Mas dado o aperto de mão e pedido o café, ele parece ter esquecido a urgência do encontro e, de certo modo, ter também esquecido a minha presença, porque saca do telemóvel, com um dedo nervoso faz deslisar fotografias no ecrã.
- Chegámos ontem!
- Não sabia que tinha ido de férias. Conte. Outra vez na Sicília?
- Sim, e em Malta. Um bocado desagradável com os refugiados. Também demos uma volta pela Tunísia. Monastir, Sousse.
- Mas não é perigoso?
 - Já não. Está tudo calmo. Depois estivemos em Alanya.
- Onde é isso?
- Na Riviera turca.
- Muitos alemães?
- Não. Muitos russos.
- Do tipo bruto?
- Alguns. Mas foram umas férias inesquecíveis.  Três semana incomparáveis. Ainda melhores do que as do ano passado, quando estivemos em Chipre e Israel. Então visitámos uns quantos museus, o Muro das Lamentações, o Santo Sepulcro. Agora também vimos imensas coisas, encontrámos gente interessante, bons contactos, por acaso uns noruegueses que nos convidaram a irmos lá no Verão. Acho que vamos aproveitar, porque da Escandinávia conhecemos muito pouco.

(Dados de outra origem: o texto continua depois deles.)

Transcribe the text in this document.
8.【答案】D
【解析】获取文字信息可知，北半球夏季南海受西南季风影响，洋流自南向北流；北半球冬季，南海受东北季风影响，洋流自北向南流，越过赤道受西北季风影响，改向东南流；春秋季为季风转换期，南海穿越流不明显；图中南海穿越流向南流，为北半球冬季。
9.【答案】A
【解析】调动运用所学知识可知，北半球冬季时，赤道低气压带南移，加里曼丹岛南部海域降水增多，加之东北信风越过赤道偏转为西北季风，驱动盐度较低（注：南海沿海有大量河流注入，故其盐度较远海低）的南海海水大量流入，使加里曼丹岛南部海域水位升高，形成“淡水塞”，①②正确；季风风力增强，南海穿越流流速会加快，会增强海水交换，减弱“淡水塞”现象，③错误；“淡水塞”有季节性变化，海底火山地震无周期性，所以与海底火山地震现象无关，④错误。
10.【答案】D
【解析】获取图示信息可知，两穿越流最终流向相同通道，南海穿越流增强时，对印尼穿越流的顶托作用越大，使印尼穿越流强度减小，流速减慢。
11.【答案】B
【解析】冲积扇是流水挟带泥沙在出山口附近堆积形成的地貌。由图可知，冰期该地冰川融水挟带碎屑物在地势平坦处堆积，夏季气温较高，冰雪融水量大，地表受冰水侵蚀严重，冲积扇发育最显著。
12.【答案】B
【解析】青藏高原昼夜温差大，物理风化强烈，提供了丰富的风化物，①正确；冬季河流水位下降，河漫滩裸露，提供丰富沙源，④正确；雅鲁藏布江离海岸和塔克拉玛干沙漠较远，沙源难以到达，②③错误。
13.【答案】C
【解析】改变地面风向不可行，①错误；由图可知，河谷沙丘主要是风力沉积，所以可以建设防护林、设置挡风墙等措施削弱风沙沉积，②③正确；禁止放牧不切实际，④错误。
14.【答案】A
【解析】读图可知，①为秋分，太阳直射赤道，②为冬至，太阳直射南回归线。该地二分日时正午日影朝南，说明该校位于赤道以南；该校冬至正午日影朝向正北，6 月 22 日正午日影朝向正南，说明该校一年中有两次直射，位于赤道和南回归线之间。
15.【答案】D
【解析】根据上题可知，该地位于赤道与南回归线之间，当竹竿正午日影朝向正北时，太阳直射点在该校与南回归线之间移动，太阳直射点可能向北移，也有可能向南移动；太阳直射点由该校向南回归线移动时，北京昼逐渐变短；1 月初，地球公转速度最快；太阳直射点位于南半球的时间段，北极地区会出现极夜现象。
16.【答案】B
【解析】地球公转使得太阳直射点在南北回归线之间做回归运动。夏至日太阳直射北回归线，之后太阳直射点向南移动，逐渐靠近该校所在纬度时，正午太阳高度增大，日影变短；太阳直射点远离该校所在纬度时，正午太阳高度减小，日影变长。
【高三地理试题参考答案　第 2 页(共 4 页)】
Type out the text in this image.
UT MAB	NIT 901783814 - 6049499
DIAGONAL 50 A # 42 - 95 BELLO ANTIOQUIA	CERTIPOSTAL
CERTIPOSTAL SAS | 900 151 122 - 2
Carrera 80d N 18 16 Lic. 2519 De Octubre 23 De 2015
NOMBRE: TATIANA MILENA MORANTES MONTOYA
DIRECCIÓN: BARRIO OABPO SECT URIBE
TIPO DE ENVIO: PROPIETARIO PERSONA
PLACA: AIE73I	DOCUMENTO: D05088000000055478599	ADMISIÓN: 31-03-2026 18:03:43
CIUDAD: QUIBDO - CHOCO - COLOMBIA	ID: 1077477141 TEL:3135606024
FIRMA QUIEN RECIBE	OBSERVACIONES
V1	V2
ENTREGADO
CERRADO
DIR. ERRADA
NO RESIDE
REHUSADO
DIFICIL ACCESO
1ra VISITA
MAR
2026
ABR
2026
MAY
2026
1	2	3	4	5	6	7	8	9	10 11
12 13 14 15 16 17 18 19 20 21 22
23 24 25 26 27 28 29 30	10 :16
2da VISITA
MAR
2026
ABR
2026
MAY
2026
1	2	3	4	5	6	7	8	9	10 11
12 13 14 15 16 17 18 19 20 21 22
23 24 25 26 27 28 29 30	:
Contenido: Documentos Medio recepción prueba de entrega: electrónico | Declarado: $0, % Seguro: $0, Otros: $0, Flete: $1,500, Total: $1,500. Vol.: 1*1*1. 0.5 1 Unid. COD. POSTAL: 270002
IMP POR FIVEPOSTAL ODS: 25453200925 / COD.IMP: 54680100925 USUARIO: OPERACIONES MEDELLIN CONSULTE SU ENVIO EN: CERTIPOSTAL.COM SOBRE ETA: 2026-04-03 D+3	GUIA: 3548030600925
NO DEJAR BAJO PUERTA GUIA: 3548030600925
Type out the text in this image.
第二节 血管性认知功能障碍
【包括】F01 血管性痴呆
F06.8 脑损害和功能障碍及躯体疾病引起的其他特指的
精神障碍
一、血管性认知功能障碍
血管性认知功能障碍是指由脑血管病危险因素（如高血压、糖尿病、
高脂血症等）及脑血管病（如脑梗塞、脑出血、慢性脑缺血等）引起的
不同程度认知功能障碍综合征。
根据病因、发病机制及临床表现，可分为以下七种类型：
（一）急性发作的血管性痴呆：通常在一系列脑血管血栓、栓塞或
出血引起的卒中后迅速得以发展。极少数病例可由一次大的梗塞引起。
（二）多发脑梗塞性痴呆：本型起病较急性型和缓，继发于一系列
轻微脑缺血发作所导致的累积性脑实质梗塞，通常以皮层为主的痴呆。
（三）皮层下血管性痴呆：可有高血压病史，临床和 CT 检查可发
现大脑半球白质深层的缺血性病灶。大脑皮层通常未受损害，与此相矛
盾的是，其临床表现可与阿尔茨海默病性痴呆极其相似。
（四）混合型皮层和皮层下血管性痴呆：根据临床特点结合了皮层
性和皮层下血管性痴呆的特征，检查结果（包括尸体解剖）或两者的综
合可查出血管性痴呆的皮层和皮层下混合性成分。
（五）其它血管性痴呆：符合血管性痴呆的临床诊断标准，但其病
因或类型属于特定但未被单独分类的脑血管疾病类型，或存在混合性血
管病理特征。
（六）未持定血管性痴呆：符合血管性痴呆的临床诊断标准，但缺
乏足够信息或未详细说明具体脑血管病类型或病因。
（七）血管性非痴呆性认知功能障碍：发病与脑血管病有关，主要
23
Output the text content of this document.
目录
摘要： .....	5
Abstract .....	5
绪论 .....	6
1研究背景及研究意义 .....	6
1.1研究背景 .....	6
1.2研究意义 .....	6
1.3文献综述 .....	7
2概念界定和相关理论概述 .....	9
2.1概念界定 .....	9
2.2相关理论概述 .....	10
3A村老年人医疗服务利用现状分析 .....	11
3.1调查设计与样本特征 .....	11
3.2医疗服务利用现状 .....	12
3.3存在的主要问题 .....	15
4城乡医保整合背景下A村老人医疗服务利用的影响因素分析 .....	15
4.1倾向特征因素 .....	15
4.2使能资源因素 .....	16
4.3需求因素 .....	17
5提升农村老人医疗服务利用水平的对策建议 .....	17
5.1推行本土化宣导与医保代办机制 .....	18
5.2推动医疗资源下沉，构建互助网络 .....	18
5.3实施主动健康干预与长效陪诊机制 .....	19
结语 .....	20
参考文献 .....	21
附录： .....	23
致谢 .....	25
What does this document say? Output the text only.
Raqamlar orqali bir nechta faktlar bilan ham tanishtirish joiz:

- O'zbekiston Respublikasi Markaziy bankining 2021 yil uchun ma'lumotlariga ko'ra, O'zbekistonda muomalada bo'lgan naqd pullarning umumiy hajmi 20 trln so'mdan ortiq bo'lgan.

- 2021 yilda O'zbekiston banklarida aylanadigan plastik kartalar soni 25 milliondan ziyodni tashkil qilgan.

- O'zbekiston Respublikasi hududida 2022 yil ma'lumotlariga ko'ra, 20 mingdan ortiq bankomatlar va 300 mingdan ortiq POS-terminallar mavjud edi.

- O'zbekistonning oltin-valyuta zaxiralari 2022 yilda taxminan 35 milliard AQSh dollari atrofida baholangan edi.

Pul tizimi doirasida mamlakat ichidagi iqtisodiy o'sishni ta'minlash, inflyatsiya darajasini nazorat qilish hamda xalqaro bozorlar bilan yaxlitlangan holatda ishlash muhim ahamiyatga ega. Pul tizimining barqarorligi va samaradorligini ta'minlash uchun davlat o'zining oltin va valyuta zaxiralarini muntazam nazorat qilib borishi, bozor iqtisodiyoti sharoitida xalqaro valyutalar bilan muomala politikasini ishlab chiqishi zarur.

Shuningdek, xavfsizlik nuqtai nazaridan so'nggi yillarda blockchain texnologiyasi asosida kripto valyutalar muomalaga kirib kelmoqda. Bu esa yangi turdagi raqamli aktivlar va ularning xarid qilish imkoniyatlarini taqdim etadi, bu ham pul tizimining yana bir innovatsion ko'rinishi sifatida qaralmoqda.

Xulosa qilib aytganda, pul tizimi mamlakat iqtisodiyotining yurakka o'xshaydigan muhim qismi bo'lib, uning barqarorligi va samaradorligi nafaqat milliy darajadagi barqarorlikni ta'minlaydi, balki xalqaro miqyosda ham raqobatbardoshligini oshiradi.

Põe o iPhone na mesa para que eu veja, mas com a quantidade de imagens e o entusiasmo com que pede atenção para isto e aquilo, só distingo ruas, multidões, um cruzeiro no porto de Valletta.

Fica o assunto por ali e passamos ao que nos trouxe, mas quando ele se despede perco-me a  magicar como na minha recordação não tenho férias inesquecíveis, apenas férias com  momentos felizes, e se isso será culpa do meu pessimismo ou de outra percepção da realidade.
Facto é que também eu gostaria de recordar férias que de princípio a fim fossem excepcionais. Sem suor nem multidões, sem roubalheiras, sem atrasos. Esquecendo a ganância das lojas de souvenirs, o aborrecimento nos restaurantes, os enganos, a barulheira, os atrasos, as pequenas trafulhices, e as grandes. A asfixia de seis noites de um Verão em Bilbau, num quarto de hotel com vista para um muro. Doze euros, doze, por uma garrafa de água na esplanada do Fouquet’s nos Champs-Elysées. O relógio que sumiu, a tourada no bufete do pequeno almoço, a  jovem mãe com um miúdo em cada braço, o pai com outros dois, um quarteto de berros. As bichas para o museu, para o santuário no monte, para o autocarro, para a ruína histórica. Sol de meio-dia, trinta e nove centígrados, azedia no estômago, pernas inchadas, pés doridos.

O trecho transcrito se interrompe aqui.